- Origin: Seoul, South Korea
- Genres: K-pop; J-pop;
- Years active: 2013–present
- Labels: Tango Music;
- Spinoff of: U-KISS
- Members: Soohyun; Hoon;
- Website: ukiss15.com

= Soohyun & Hoon =

South Korean musical duo

Soohyun & Hoon are a two-member vocal unit of South Korean pop group U-KISS.

== Background ==
Soohyun debuted as one of the original members of U-KISS in 2008, while Hoon joined the group in 2011.

=== 2013: first promotions ===
Soohyun & Hoon first performed together with the song "아픔보다 아픈" (More Painful than Pain), which was released on the U-KISS album 'Collage'. The duo then promoted the song on various South Korean music shows.

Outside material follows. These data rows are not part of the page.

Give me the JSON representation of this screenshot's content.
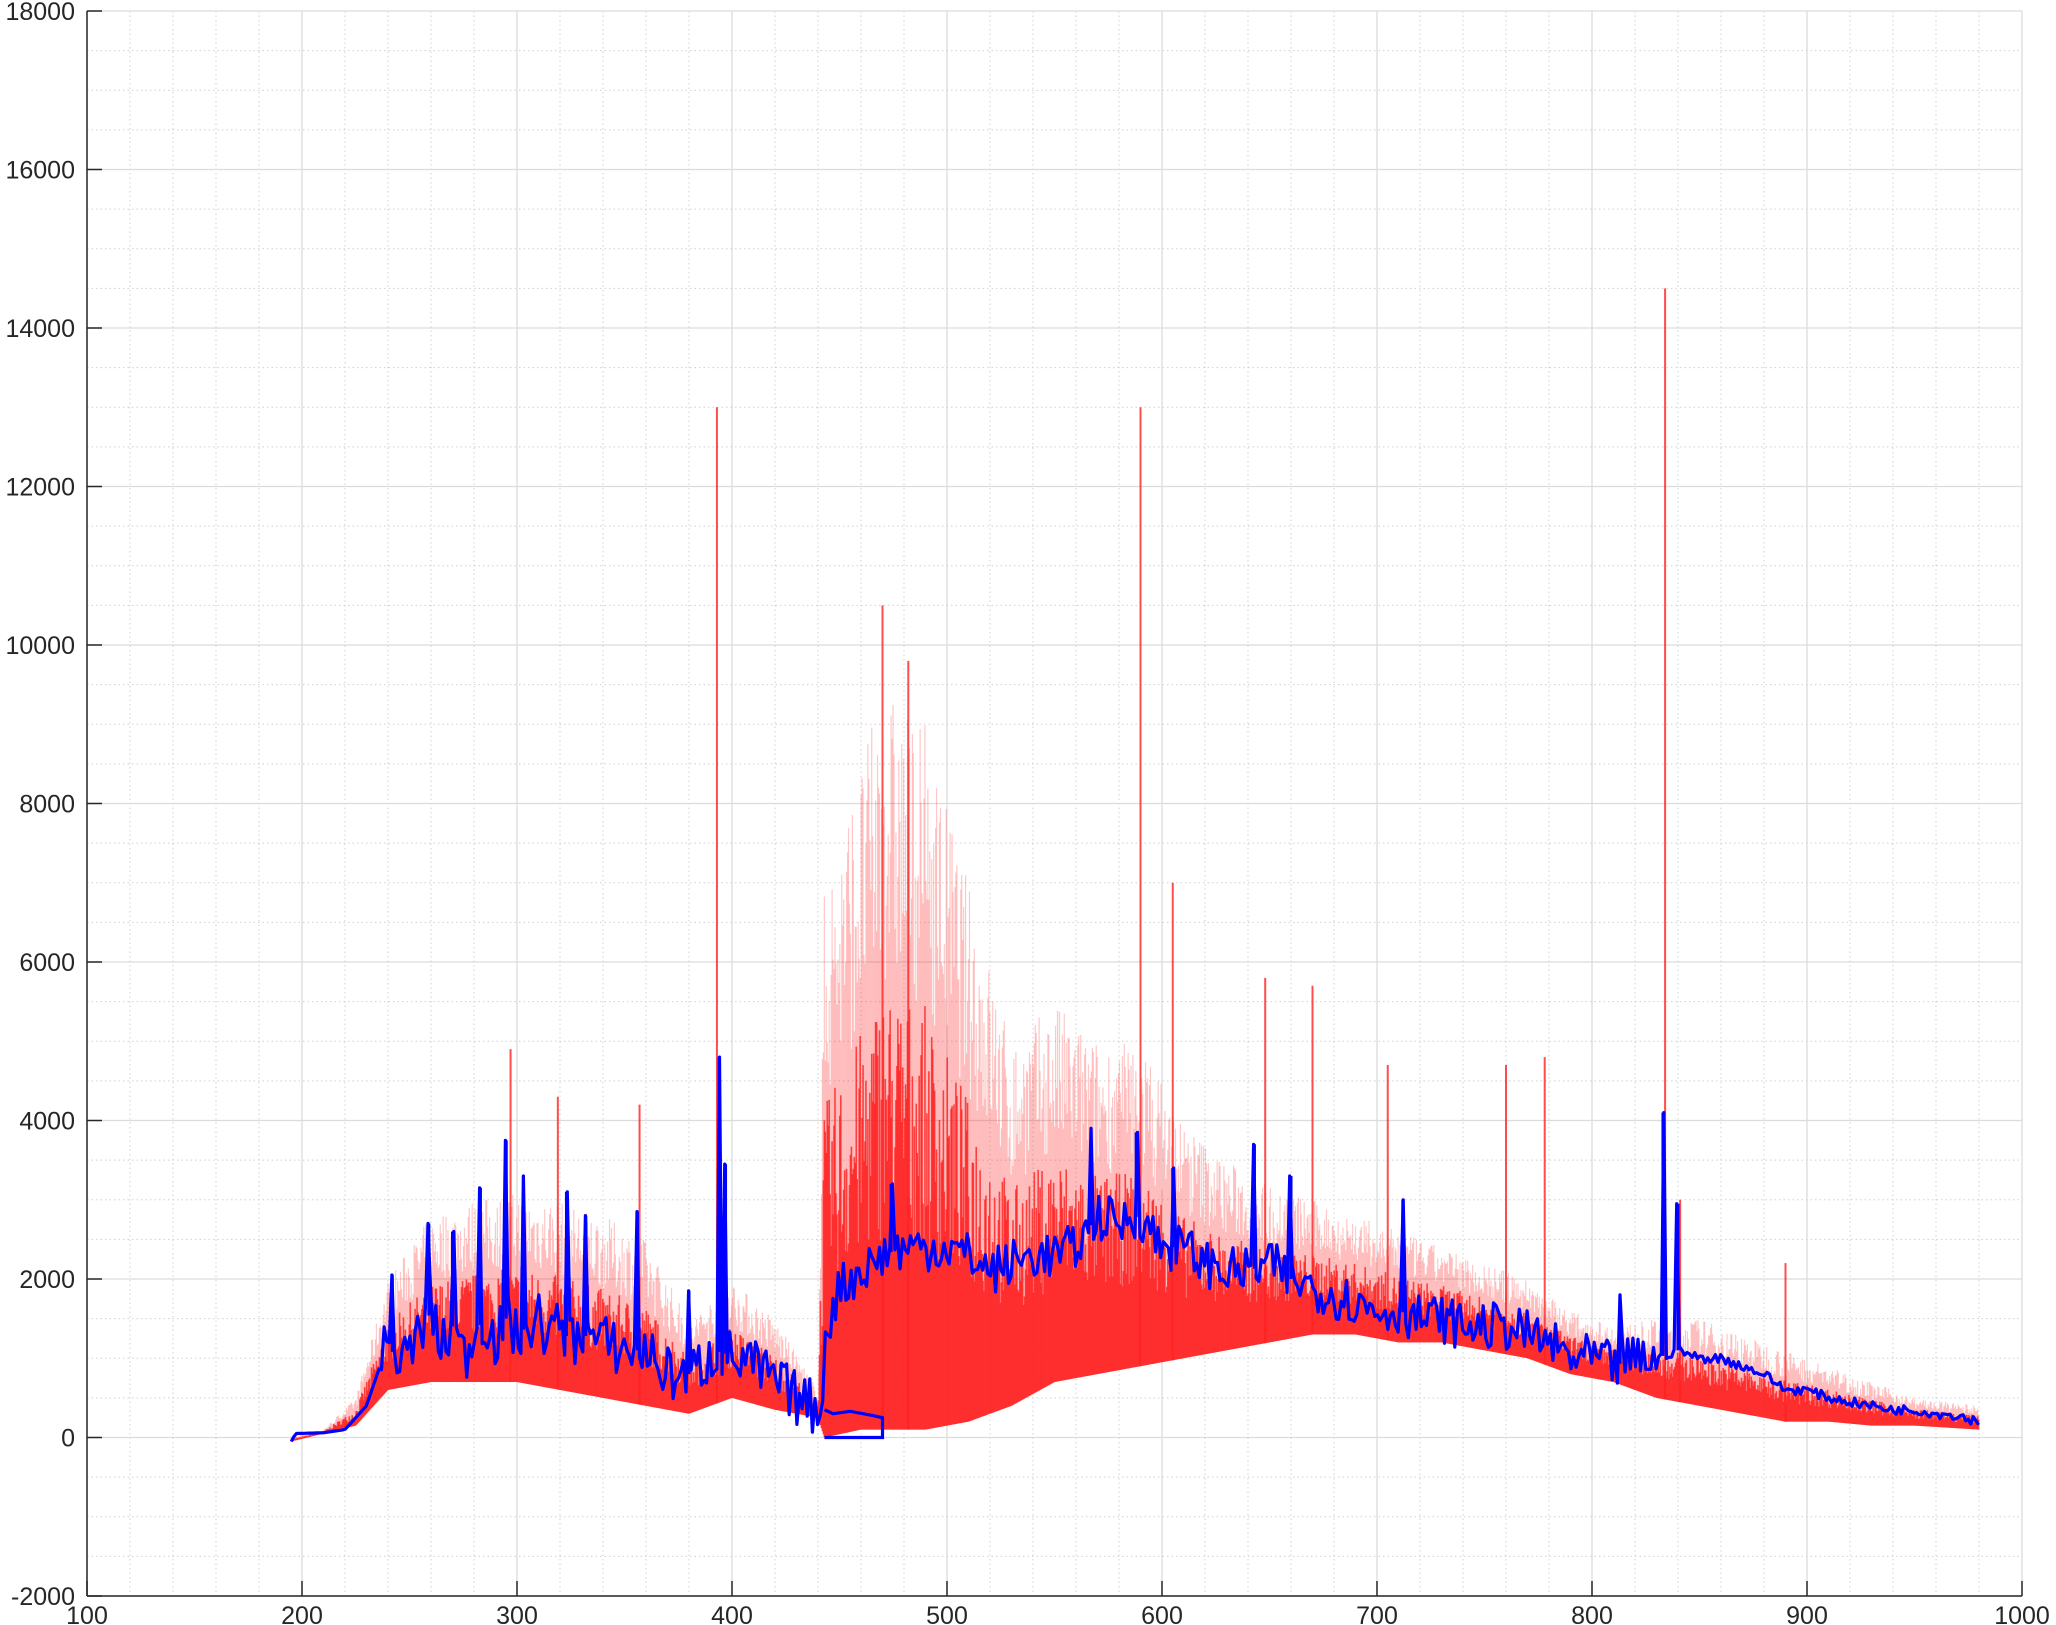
{
  "chart_data": {
    "type": "line",
    "title": "",
    "xlabel": "",
    "ylabel": "",
    "xlim": [
      100,
      1000
    ],
    "ylim": [
      -2000,
      18000
    ],
    "grid": true,
    "minor_grid": true,
    "x_ticks": [
      "100",
      "200",
      "300",
      "400",
      "500",
      "600",
      "700",
      "800",
      "900",
      "1000"
    ],
    "y_ticks": [
      "-2000",
      "0",
      "2000",
      "4000",
      "6000",
      "8000",
      "10000",
      "12000",
      "14000",
      "16000",
      "18000"
    ],
    "colors": {
      "individual_spectra": "#ff2020",
      "mean_spectrum": "#0000ff"
    },
    "series": [
      {
        "role": "mean",
        "color": "#0000ff",
        "x": [
          195,
          197,
          210,
          220,
          230,
          240,
          245,
          250,
          255,
          260,
          265,
          270,
          275,
          280,
          285,
          290,
          295,
          300,
          305,
          310,
          315,
          320,
          325,
          330,
          340,
          350,
          360,
          370,
          380,
          390,
          395,
          400,
          410,
          420,
          430,
          440,
          442,
          443,
          450,
          460,
          470,
          480,
          490,
          500,
          510,
          520,
          530,
          540,
          550,
          560,
          570,
          580,
          590,
          600,
          610,
          620,
          630,
          640,
          650,
          660,
          670,
          680,
          690,
          700,
          710,
          720,
          730,
          740,
          750,
          760,
          770,
          780,
          790,
          800,
          810,
          820,
          830,
          840,
          850,
          860,
          870,
          880,
          890,
          900,
          910,
          920,
          930,
          940,
          950,
          960,
          970,
          980,
          981
        ],
        "y": [
          -50,
          50,
          60,
          100,
          400,
          1200,
          900,
          1100,
          1300,
          1600,
          1100,
          1400,
          1000,
          1300,
          1500,
          1200,
          1500,
          1300,
          1400,
          1500,
          1300,
          1400,
          1200,
          1300,
          1200,
          1100,
          1100,
          800,
          800,
          1000,
          1100,
          1000,
          900,
          700,
          500,
          350,
          250,
          1300,
          1900,
          2100,
          2300,
          2400,
          2400,
          2400,
          2300,
          2100,
          2200,
          2300,
          2300,
          2400,
          2800,
          2700,
          2800,
          2400,
          2400,
          2200,
          2100,
          2100,
          2200,
          2000,
          1900,
          1800,
          1700,
          1600,
          1600,
          1500,
          1500,
          1400,
          1400,
          1400,
          1300,
          1200,
          1000,
          1000,
          900,
          1000,
          1000,
          1100,
          1000,
          1000,
          900,
          800,
          600,
          600,
          500,
          450,
          400,
          350,
          350,
          300,
          280,
          200,
          0
        ],
        "spikes": [
          [
            242,
            2050
          ],
          [
            259,
            2700
          ],
          [
            270,
            2600
          ],
          [
            283,
            3150
          ],
          [
            295,
            3750
          ],
          [
            303,
            3300
          ],
          [
            323,
            3100
          ],
          [
            332,
            2800
          ],
          [
            356,
            2850
          ],
          [
            380,
            1850
          ],
          [
            394,
            4800
          ],
          [
            397,
            3450
          ],
          [
            474,
            3200
          ],
          [
            567,
            3900
          ],
          [
            588,
            3850
          ],
          [
            605,
            3400
          ],
          [
            643,
            3700
          ],
          [
            660,
            3300
          ],
          [
            712,
            3000
          ],
          [
            813,
            1800
          ],
          [
            833,
            4100
          ],
          [
            840,
            2950
          ]
        ]
      },
      {
        "role": "individual spectra band",
        "color": "#ff2020",
        "x": [
          195,
          210,
          225,
          240,
          260,
          280,
          300,
          320,
          340,
          360,
          380,
          400,
          420,
          440,
          443,
          460,
          470,
          490,
          510,
          530,
          550,
          570,
          590,
          610,
          630,
          650,
          670,
          690,
          710,
          730,
          750,
          770,
          790,
          810,
          830,
          850,
          870,
          890,
          910,
          930,
          950,
          980
        ],
        "lower": [
          -50,
          50,
          150,
          600,
          700,
          700,
          700,
          600,
          500,
          400,
          300,
          500,
          350,
          250,
          0,
          100,
          100,
          100,
          200,
          400,
          700,
          800,
          900,
          1000,
          1100,
          1200,
          1300,
          1300,
          1200,
          1200,
          1100,
          1000,
          800,
          700,
          500,
          400,
          300,
          200,
          200,
          150,
          150,
          100
        ],
        "upper": [
          0,
          100,
          500,
          2000,
          2800,
          3000,
          3100,
          3000,
          2800,
          2500,
          1500,
          2000,
          1500,
          600,
          7000,
          8500,
          9500,
          9000,
          7000,
          5000,
          5500,
          5000,
          5000,
          4000,
          3500,
          3200,
          3000,
          2800,
          2600,
          2400,
          2200,
          2000,
          1600,
          1400,
          1500,
          1500,
          1300,
          1100,
          900,
          700,
          500,
          400
        ],
        "spikes": [
          [
            297,
            4900
          ],
          [
            319,
            4300
          ],
          [
            357,
            4200
          ],
          [
            393,
            13000
          ],
          [
            470,
            10500
          ],
          [
            482,
            9800
          ],
          [
            590,
            13000
          ],
          [
            605,
            7000
          ],
          [
            648,
            5800
          ],
          [
            670,
            5700
          ],
          [
            705,
            4700
          ],
          [
            760,
            4700
          ],
          [
            778,
            4800
          ],
          [
            834,
            14500
          ],
          [
            841,
            3000
          ],
          [
            890,
            2200
          ]
        ]
      }
    ]
  }
}
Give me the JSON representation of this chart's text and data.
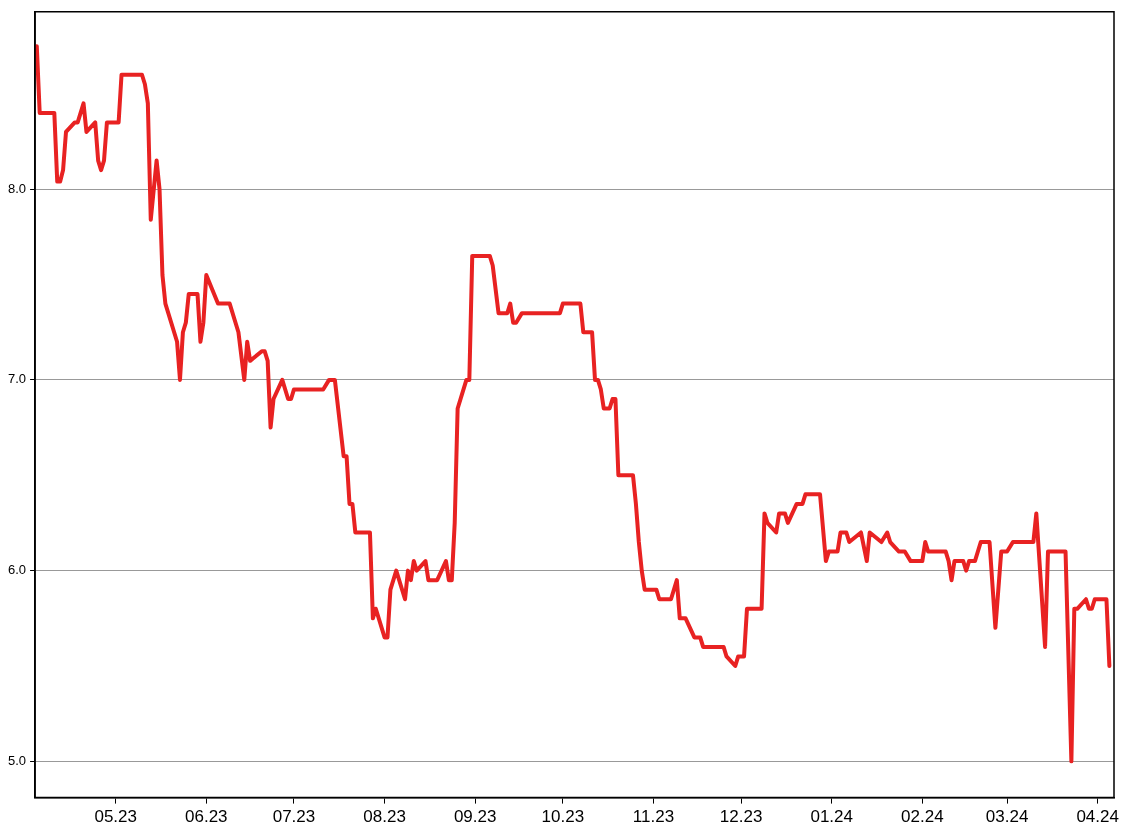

=== 2019–2020: return From mandatory military service ===
Soohyun completed his Military service in 2019, while Hoon completed his service in 2020

On return from Military duties, Soohyun & Hoon released a cover of their U-KISS group song 'Come Back To Me' 2020 Version.

=== 2021: I Wish ===
Soohyun & Hoon announced that they were planning a comeback album on January 27, 2021. The single 'I Wish', will be released in both a Korean and Japanese version.